What's most surprising is that I have become a gardener at all. I used to be the girl that not only killed all her own house plants, but also transferred the kiss of death to any plant I bought as a gift. The first two gardens we owned I viewed with suspicion and tried to keep under control, but no more than that. When a Japanese Maple tree started throwing up suckers in the grass and then, even worse, under our kitchen floor in our last house, all my suspicions were confirmed - nature was the enemy.

All that changed when we bought our current, beloved, house. It came with a mature and extremely well-loved garden. On our second viewing, the then owner, Angela, made coffee and confided that they had just turned down an asking-price offer on the house from a man who wanted to dig up the lawn and put in a swimming pool. When we moved in, the neighbours told me how Angela would stand on the terrace every morning with a cup of coffee, just looking at the garden. I felt an immediate responsibility. This garden I had to look after.

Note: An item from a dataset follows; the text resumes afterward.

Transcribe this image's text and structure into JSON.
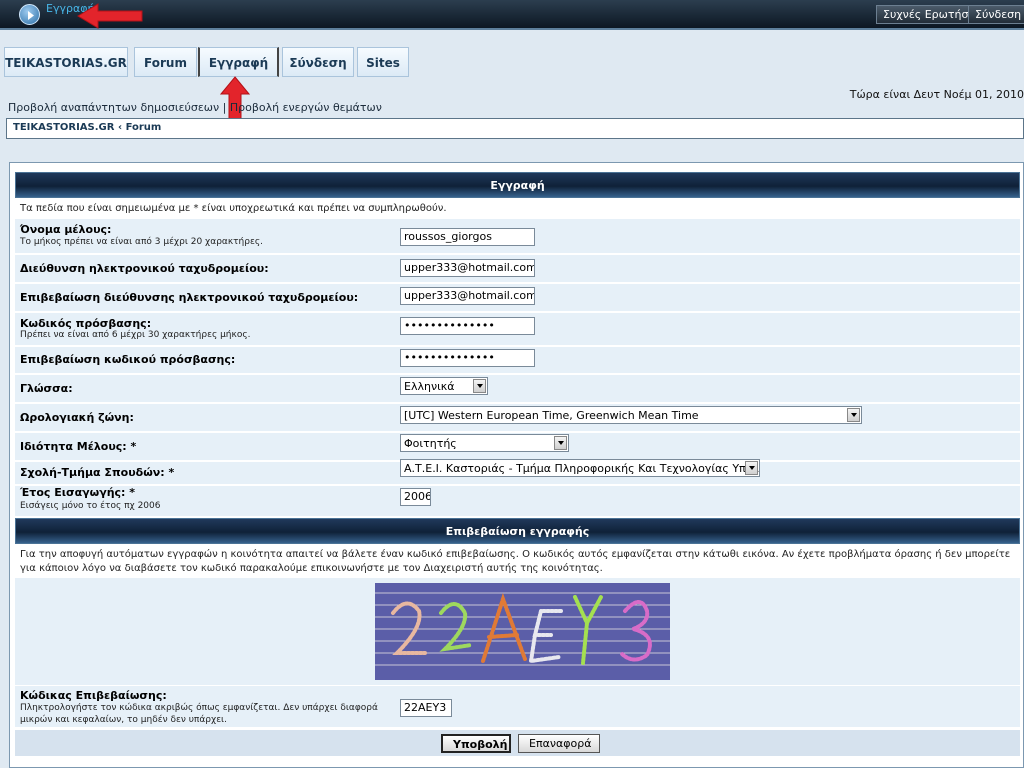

As it turned out, in the first few years there wasn't much to do except keep things ticking over. With a toddler and then a new baby, I was glad to let the garden do its own thing. Every year things grew, things flowered. Throughout the summer the garden was filled with colour - purple and pink hardy geraniums, sky blue lupins, sweet lavenders, blousey pink roses, creamy-white and fragrant mock orange. The pear tree dripped with big-bottomed fruit. The cherry tree flowered twice a year, spotting the tips of its brittle branches with puffs of blossom. I watered and feed and tidied and continued to think of it as Angela's garden.

I knew when we decided to moved to New York for a few years that leaving the garden would be hard. One warm sunny day in early-June, we sat on the patio eating take-out chicken and thinking just how beautiful it was, while the men inside packed up the house and the children ran around on the grass. It seemed cruel that we had to leave just when the garden was at its very best, but leave we did.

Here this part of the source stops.